Le partage des talents comme (nouveau) plan d'action prometteur

Le COVID-19 a divisé le marché de l'emploi entre les entreprises devant monter en gamme et celles devant réduire la voilure. Ce déséquilibre pourrait être compensé en partageant les talents entre les entreprises et les secteurs, soit par la mobilité externe. Ainsi, en Belgique, SD Worx réunit des entreprises de différents secteurs. Mais les entreprises pourraient aussi le faire elles-mêmes. Plus encore, plus d’une entreprise européenne sur quatre affirme déjà que le partage des talents est « plutôt » ou « très » courant dans ses politiques de gestion des effectifs.
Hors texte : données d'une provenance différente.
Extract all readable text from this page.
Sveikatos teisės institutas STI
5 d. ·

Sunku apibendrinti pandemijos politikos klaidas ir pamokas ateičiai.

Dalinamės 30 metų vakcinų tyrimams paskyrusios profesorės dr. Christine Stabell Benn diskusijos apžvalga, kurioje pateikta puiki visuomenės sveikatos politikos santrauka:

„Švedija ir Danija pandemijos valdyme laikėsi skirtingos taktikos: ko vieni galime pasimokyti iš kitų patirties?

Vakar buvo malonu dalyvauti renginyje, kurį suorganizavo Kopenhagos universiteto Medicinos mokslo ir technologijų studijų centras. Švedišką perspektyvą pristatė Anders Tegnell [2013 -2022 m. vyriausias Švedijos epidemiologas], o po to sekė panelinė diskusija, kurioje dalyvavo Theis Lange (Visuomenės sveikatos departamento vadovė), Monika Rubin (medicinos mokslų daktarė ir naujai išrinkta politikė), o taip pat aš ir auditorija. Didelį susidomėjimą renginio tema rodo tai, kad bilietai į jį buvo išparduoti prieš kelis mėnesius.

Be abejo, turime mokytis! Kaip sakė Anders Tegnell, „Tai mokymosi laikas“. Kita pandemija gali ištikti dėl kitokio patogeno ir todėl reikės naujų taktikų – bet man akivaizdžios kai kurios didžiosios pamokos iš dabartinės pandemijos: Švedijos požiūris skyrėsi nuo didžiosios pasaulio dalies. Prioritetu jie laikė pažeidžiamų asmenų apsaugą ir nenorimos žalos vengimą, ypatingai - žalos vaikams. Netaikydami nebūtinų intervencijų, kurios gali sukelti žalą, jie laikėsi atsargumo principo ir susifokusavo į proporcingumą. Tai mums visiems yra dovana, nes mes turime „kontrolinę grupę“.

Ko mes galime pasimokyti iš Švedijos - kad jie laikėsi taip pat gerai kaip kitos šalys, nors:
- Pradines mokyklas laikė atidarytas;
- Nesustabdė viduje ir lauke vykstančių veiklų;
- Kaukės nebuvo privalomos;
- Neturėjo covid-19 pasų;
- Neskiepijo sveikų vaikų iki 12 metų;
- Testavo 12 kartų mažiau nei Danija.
« La conjoncture actuelle oblige les entreprises à repenser leurs stratégies de gestion des effectifs. En résumé, les organisations doivent trouver un équilibre entre des effectifs permanents fiables pour répondre à leurs besoins fixes et une main-d’œuvre plus flexible, disponible pour réagir rapidement à l’évolution des besoins en dotation de personnel. Chaque entreprise doit décider quelles pratiques, comme la mobilité interne et externe, conviennent le mieux à son contexte. Mais une chose est sûre : les options sont plus nombreuses que jamais », conclut Matthieu Couppey.